Commenting on the EU's aims for the revised General Safety Regulation for vehicles, due to come into force as of 2022 and including Intelligent Speed Assistance, RAC road safety spokesperson Pete Williams said:
“Improving road safety is vital as too many lives are lost or ruined every year as a result of accidents on our roads.
“As we progress on the journey to self-driving cars it is important to take advantage of all the associated technological developments to take safety to the next level, particularly as road casualty statistics appear to have stopped falling in recent years.
“Limiting speed may initially sound somewhat Big Brother-like, but as it stands the intention is for the technology to be overridable in certain situations – for example by pressing hard on the accelerator to complete an over-taking manoeuvre. In addition, vehicles will not brake automatically when going from a faster to a slower speed limit, meaning it will still be down to the driver to brake appropriately.
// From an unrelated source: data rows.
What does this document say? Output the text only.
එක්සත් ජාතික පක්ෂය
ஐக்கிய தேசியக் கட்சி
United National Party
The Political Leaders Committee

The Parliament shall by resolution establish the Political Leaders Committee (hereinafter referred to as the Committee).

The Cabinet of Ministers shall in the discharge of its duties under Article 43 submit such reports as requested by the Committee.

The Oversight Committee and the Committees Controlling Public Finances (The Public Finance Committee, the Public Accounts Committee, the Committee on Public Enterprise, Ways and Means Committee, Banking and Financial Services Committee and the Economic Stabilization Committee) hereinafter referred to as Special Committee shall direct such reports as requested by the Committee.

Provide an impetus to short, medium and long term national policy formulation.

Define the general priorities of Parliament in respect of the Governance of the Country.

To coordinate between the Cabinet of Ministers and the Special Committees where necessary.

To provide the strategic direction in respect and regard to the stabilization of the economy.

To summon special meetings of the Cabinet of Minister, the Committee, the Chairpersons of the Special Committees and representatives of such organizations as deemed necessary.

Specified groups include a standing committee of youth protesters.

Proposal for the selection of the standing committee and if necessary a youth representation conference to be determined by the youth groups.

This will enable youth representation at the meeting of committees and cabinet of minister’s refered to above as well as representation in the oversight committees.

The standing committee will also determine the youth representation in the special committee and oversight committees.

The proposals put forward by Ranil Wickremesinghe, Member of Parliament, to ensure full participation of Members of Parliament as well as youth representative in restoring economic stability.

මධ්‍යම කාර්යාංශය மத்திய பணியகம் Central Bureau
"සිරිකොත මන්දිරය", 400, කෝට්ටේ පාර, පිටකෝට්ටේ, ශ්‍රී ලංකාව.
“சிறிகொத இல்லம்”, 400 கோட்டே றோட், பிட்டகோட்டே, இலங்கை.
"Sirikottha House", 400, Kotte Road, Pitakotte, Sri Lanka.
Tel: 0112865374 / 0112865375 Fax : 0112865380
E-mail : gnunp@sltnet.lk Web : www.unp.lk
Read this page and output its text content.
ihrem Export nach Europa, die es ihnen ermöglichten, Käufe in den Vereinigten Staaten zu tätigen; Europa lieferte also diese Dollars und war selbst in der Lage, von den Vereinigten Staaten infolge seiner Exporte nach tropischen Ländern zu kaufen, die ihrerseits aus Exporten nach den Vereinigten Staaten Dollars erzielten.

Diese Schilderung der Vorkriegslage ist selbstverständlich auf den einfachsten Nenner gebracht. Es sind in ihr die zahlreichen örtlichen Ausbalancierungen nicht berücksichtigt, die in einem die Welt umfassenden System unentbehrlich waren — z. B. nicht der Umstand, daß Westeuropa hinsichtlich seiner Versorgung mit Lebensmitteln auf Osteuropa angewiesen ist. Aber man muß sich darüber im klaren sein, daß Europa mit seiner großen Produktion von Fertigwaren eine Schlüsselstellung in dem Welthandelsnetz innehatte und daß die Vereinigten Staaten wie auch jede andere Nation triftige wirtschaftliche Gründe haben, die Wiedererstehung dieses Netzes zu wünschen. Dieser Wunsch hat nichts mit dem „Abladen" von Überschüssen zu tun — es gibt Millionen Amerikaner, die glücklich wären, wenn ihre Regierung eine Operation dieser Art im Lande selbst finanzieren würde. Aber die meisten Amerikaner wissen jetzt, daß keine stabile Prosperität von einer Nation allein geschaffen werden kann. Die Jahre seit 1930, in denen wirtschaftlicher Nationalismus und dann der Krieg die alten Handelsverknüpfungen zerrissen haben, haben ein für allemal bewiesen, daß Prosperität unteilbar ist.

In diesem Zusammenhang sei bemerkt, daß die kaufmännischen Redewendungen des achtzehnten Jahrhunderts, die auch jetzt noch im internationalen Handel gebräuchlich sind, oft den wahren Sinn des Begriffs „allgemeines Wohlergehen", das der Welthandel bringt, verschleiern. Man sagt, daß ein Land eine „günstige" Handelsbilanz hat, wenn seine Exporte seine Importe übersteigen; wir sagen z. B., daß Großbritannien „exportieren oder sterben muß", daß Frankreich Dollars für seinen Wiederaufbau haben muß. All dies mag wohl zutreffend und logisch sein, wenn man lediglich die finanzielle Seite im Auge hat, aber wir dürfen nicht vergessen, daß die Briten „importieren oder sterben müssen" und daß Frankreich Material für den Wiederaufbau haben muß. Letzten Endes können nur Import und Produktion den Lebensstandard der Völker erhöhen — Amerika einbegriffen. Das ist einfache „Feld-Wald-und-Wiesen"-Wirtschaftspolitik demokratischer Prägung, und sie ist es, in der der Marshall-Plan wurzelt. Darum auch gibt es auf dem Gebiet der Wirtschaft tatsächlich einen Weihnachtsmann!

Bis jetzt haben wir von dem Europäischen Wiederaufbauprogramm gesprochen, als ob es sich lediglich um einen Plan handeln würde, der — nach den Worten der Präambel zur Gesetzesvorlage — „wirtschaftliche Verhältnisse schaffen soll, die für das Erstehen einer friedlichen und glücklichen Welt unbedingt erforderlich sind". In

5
“But as the limiters can be overridden it naturally begs the question whether some drivers will do this regularly to bypass the system, potentially undermining some of the system’s benefits.
“But just because a vehicle’s speed is limited doesn’t mean that drivers can accelerate as fast as they like up to the limit they are in. We should always drive at the right speed for the conditions, whether that’s due to traffic, bad weather or other hazards.
“While there is much talk in these proposals about speed limiters, the greatest benefit may well be in technology that can prevent distractions and improve drivers' concentration as this could massively improve road safety.”